Directors and management of the two companies were yesterday trying to keep the deal on track, but brokers and observers doubted it would proceed, given a debt-raising proposal was contingent on the now cancelled $110 million placement of shares.

Silver Fern Farms chairman Eoin Garden said it was his intention to complete the deal, and PGG Wrightson chairman Craig Norgate remained hopeful, but admitted the current credit crunch had created some major obstacles.

Mr Norgate said the company could not meet Tuesday's deadline for a $145 million part-settlement payment after international banks, which had previously committed to the deal, were unable to give credit approvals on time.

As late as 2pm on Tuesday, the deal - in which PGG Wrightson was to pay $220 million for a 50% stake in Silver Fern Farms - looked like being completed, but by 3pm it was obvious the deadline could not be met.

Asked if the partnership was a jeopardy, Mr Norgate said it was difficult to say, but its future should be known in a couple of days.

He said there was no certainty financiers would be willing to front up again in the current financial environment.

Mr Garden said the agreement with shareholders gave the co-operative the month of October to complete the transaction, and he intended working towards implementing the original agreement.

"I know Craig Norgate has a really positive commitment to the proposal, and it's for him to fulfil that commitment.

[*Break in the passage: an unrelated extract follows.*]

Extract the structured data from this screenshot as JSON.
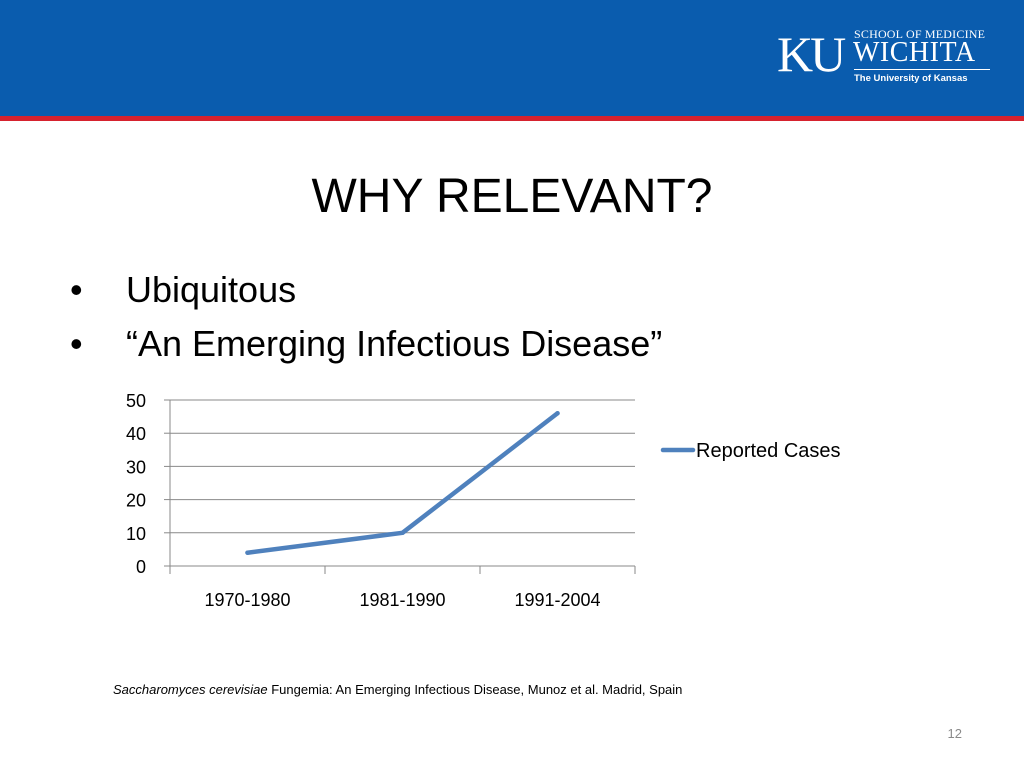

"The agreement is still current and it is our intention to settle on that agreement," he said.

Despite this setback, Mr Garden said Silver Fern Farms would continue its plate-to-pasture integrated supply chain - where farmers supply product to customer requirements when needed.

There has been speculation the deal could be implemented in part, or that PGG Wrightson could take a smaller stake.

SFF's initial proposal was to contract stock procurement to PGG, but that idea grew into a more formal relationship, with PGG set to acquire a 50% stake.

ABN Amro Craigs broker Peter McIntyre said investors appeared to have had doubts about the SFF deal but had flocked back to the stock now the merger seemed unlikely to proceed.

PGG shares closed trading yesterday at $1.85, an increase of 25c for the day, on volumes of 1.3 million shares.

The stock had peaked at $2.95 in the past twelve months but had plunged in recent weeks to a low of $1.60.

The credit crunch has forced the postponement by a year of construction of a $90 million Mataura Valley milk processing plant near Gore.

Chief executive Chris Shelley said delays in closing funding meant there was a risk it would not be ready for the start of the 2009 milking season as planned.

Commercial production was now targeted for August 2010.